Zunächst wird die Banane geschält und wir die Dattel in kleine Stücke geschnitten. Anschließend werden alle Zutaten in einen Mixer gegeben und einige Sekunden zerkleinert. Wer es noch etwas süßer mag, kann in den fertigen Shake noch ein bis zwei Teelöffel Zimt geben.

  1. Shake: Einweiß-Fundament

Zutaten:

  • ein gehäufter Esslöffel Casein-Protein
  • 100 Gramm Naturjoghurt
  • 150 Milliliter fettarme Milch

Alle Zutaten werden in einen Mixer gegeben und einige Minuten gemixt. Anschließend kann der Shake direkt getrunken werden.
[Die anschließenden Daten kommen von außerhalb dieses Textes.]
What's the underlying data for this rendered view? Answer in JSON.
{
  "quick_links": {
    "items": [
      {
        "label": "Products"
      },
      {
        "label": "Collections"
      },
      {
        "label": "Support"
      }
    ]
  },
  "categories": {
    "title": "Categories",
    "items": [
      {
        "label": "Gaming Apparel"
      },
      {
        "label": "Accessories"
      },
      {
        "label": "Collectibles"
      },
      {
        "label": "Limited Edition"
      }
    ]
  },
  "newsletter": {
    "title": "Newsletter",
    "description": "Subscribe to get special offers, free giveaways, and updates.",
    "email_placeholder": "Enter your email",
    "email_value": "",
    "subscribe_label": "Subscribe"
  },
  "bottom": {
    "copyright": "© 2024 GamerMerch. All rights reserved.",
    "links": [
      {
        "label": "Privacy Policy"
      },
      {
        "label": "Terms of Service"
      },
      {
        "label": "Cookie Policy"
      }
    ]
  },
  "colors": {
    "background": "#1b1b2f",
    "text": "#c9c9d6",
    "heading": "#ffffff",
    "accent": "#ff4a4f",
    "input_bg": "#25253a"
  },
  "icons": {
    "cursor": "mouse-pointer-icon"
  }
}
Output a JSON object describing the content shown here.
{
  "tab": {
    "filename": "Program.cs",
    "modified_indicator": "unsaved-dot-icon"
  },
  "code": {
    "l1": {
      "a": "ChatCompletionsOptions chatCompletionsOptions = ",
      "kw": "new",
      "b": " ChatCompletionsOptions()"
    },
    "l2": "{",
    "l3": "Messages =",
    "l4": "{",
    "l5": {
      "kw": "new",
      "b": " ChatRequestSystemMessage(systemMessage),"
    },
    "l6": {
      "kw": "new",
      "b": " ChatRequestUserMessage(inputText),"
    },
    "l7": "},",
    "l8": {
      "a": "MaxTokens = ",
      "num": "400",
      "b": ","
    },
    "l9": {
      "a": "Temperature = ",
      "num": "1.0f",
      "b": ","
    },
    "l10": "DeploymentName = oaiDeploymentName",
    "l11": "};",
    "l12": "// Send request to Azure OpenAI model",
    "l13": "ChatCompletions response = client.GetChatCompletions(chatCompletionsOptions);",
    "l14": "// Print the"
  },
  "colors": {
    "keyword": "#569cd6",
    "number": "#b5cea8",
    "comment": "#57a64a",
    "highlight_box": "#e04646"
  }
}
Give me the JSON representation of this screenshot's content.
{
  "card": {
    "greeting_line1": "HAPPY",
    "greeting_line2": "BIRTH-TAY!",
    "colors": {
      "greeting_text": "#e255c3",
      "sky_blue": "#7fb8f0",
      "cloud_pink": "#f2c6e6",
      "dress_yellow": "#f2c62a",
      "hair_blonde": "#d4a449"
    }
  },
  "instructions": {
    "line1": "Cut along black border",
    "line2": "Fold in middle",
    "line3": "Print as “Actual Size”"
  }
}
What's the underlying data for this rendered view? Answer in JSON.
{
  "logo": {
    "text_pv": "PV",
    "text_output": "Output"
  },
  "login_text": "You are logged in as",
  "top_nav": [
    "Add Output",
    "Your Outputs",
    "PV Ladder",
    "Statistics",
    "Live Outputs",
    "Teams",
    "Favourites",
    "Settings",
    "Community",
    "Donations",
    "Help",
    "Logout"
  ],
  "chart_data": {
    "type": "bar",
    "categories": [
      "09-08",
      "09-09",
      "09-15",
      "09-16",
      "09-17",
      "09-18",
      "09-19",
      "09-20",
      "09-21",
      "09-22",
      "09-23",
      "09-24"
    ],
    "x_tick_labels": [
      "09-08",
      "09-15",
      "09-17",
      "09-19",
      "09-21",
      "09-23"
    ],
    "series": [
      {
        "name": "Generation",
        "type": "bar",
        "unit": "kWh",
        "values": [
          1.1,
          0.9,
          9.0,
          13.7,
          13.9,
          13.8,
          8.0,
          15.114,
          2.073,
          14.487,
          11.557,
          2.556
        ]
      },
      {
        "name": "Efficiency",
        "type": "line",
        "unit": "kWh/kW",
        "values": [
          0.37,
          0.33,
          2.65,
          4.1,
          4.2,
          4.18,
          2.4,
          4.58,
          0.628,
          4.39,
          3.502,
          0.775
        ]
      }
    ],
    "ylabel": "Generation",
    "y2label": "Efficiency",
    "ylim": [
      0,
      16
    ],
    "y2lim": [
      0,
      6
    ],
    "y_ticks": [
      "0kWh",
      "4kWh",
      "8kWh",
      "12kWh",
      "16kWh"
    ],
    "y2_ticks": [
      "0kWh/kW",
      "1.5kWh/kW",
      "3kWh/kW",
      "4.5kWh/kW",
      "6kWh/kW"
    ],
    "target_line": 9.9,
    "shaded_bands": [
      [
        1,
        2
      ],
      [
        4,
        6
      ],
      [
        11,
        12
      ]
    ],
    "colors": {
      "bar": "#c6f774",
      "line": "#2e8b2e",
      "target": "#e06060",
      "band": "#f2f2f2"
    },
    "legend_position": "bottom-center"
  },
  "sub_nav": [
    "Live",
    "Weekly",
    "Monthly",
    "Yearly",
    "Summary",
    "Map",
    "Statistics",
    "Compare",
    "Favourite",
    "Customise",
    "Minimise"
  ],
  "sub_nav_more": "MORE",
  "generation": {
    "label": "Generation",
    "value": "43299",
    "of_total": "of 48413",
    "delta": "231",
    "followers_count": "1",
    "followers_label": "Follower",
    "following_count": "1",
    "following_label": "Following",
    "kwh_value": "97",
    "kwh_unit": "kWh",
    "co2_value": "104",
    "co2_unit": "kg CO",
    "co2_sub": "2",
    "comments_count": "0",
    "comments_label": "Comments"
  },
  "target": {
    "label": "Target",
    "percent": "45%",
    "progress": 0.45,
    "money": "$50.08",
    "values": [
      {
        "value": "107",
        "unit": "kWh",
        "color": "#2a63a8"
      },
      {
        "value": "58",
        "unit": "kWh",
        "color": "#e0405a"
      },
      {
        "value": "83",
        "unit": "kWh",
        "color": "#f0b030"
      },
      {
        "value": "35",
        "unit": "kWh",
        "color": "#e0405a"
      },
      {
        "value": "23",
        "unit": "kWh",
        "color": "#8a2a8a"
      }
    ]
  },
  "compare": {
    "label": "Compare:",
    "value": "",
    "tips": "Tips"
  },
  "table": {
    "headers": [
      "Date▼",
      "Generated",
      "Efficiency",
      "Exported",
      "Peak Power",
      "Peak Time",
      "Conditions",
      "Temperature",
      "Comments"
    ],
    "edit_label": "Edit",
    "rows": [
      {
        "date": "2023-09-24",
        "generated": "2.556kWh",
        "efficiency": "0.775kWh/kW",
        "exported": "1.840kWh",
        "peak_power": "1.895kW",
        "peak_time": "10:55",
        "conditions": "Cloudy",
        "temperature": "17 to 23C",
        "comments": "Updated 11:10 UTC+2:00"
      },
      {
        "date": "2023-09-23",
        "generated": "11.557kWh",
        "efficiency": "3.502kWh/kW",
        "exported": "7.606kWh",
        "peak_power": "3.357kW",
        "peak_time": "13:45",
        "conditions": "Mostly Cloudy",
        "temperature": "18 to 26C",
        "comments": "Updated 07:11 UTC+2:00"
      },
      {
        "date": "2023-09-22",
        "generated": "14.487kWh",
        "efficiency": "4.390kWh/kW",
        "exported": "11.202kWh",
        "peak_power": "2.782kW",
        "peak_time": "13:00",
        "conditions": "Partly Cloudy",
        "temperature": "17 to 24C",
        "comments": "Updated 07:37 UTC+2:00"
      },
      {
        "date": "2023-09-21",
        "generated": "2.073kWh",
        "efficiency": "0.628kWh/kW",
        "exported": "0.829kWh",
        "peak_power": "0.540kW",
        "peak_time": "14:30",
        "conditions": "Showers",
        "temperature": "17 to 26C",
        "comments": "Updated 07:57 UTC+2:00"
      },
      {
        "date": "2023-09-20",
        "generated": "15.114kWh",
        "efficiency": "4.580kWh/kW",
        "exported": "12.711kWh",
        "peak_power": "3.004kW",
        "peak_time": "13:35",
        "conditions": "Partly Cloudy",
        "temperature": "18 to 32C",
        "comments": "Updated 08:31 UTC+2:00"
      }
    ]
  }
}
  1. Shake: Protein Frappuccino

Dieser Shake ist sehr lecker und kann auch sehr gut im Sommer getrunken werden. Er kann sowohl am Morgen und auch am Abend den Muskelaufbau und auch den Muskelerhalt unterstützen. Zudem eignet er sich auch als gesunder Drink für zwischendurch, der lange satt macht.

Zutaten:

  • 20 Gramm Casein-Proteinpulver
  • eine Tasse kalten Kaffee
  • fünf Eiswürfel
  • 200 Milliliter magere Milch
  • ein Löffel Caramelsirup

Um den Shake herzustellen, muss zunächst der Kaffee gekocht werden. Ist er fertig, sollte er gut abkühlen und wird dann weiterverarbeitet. Hierfür stellen wir ihn für einige Minuten in den Kühlschrank. Dann wird er wie auch die Eiswürfel und das Proteinpulver in einen Mixer gegeben. Zudem wird jetzt auch noch, ganz nach den eigenen Wünschen, der Caramelsirup hinzugegeben. Das Ganze wird dann einige Minuten gemixt und der fertige Shake dann sofort getrunken werden.

Fazit zu Casein-Protein

Casein-Protein ist ein sehr wertvolles Milchprotein, das viele positive Wirkungen auf den menschlichen Körper haben kann. Vor allem Sportler können von ihm profitieren und sollte es daher regelmäßig in den passenden Mengen zu sich nehmen. Das Gute ist, dass das Pulver keine bekannten Nebenwirkungen hat. Lediglich Menschen, die unter einer Laktoseintoleranz leiden, sollten lieber eine andere Protein-Quelle nutzen. Ansonsten bestehen keine Gefahren. Verglichen mit Whey enthält Casein deutlich mehr Kalzium, das unter anderem für starke Knochen sorgen kann. Doch nicht nur Sportler können von dem wertvollen Protein profitieren. Auch Menschen, die gesund leben wollen, sollten es zu sich nehmen. Hierfür kann das Pulver unter anderem auch in verschiedenen Shakes verarbeitet werden (siehe oben).